Линь Чжунпинь, бывший замминистра обороны Тайваня, дал мне иную трактовку проблемы. Линь с восхищением отозвался о том, как Ху Цзиньтао подошел к решению тайваньского вопроса и сумел вырвать инициативу у «ястребов». Задолго до потепления отношений, сказал Линь, его китайские родственники сообщили, что Политбюро намерено превратить тайваньский узел в «невзрывоопасный международный вопрос», как оно и случилось. Выражаясь в афористичной китайской манере, новую тайванскую политику Ху Цзиньтао можно свести к такой формуле: «Проникни на остров, проникни в их дома, проникни в их умы». Все, что информаторы на материке пообещали в отношении тайваньской политики при Ху Цзиньтао, оказалось реализовано на практике.
А причина, по которой тайваньский вопрос сняли с повестки дня, состоит, по мнению Линя, в следующем: Ху Цзиньтао понял, что эта проблема не угрожает ни стабильности Китая, ни власти КПК, ни ее влиянию на вооруженные силы. «Ху знает, что злейший враг Китая находится отнюдь не за пределами его границ, – говорит Линь. – Это коррумпированные чиновники внутри».
Шанхайская клика
Партия и коррупция
Людей раскидывали как попало. Многим из нас пришлось выносить незаконную слежку, домашние обыски, принудительную репатриацию, аресты, «перевоспитание» трудом, заключение в психиатрические больницы, прослушивание телефонов, издевательства и прочие формы репрессий.
Чжэн Энъчун, шанхайский адвокат
Если я не ошибаюсь, частные предприятия дают свыше 40 % ВВП нашей страны. А здесь, в Шанхае, вклад госкомпаний в ВВП составляет почти 8о%. Ну и кто более привержен к принципам социализма? Разве не Шанхай?

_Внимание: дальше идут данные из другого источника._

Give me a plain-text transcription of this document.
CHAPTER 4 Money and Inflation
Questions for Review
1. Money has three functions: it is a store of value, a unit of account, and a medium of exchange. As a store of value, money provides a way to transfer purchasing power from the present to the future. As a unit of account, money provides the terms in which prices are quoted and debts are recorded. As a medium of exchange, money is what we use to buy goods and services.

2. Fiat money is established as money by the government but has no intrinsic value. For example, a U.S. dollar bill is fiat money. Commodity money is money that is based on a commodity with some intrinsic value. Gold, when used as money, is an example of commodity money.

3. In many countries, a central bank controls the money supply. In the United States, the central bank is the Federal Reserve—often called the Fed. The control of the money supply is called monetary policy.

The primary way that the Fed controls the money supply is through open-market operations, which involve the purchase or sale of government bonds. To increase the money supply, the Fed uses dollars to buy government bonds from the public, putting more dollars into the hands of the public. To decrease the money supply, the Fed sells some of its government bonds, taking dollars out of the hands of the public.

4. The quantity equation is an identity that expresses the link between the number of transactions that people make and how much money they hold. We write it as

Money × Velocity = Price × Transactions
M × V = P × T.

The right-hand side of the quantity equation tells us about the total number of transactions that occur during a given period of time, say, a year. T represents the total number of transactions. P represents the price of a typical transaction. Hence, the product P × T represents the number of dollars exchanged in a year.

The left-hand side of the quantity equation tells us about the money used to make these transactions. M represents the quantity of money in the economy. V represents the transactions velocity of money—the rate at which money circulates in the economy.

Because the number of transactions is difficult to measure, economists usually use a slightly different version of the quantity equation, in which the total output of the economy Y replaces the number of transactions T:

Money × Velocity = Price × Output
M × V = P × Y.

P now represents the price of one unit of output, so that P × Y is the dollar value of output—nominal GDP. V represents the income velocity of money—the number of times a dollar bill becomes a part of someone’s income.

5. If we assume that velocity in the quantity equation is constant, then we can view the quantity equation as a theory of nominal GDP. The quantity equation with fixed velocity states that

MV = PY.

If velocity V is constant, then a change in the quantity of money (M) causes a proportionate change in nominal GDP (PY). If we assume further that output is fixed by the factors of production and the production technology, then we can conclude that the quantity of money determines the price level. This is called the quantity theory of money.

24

Чэнь Лянъюй, секретарь шанхайского горкома
Как оно и бывает сплошь и рядом, первый по счету протест вырос из вроде бы незначительного дела. Летом 2002 г. небольшая группа горожан неторопливо двигалась к зданию горсуда по улочкам старого Шанхая, из-за жары стараясь держаться поближе к стенам, в тени. В первом ряду шел сорокалетний ресторатор. Высокий, худощавый, с мягкими и изысканными манерами, Сюй Хаймин выглядел таким же скромным, как и его протест.
Дело, которое Сюй открыл в квартале Цзин в центре города, тоже было без особых претензий: чайная и ресторанчик, оформленные в контркультурном тибетском стиле. Своего рода хиппи-шик, модный среди городской молодежи, которая, внезапно обретя возможность делать деньги, задумалась об альтернативе повседневным крысиным бегам, столь характерным для наиболее богатых мегаполисов Китая, иными словами, захотела расслабиться. Сюй купил этот домик двумя горами ранее; он располагался на углу большого квартала в старом колониальном городе, неподалеку от самой знаменитой в Шанхае торговой улицы, Нанкинской, которая рассекает территорию бывшей Французской концессии и вьется до самой набережной реки Хуанпу. Он заплатил 50 тыс. долларов, а остатки сбережений потратил на ремонт.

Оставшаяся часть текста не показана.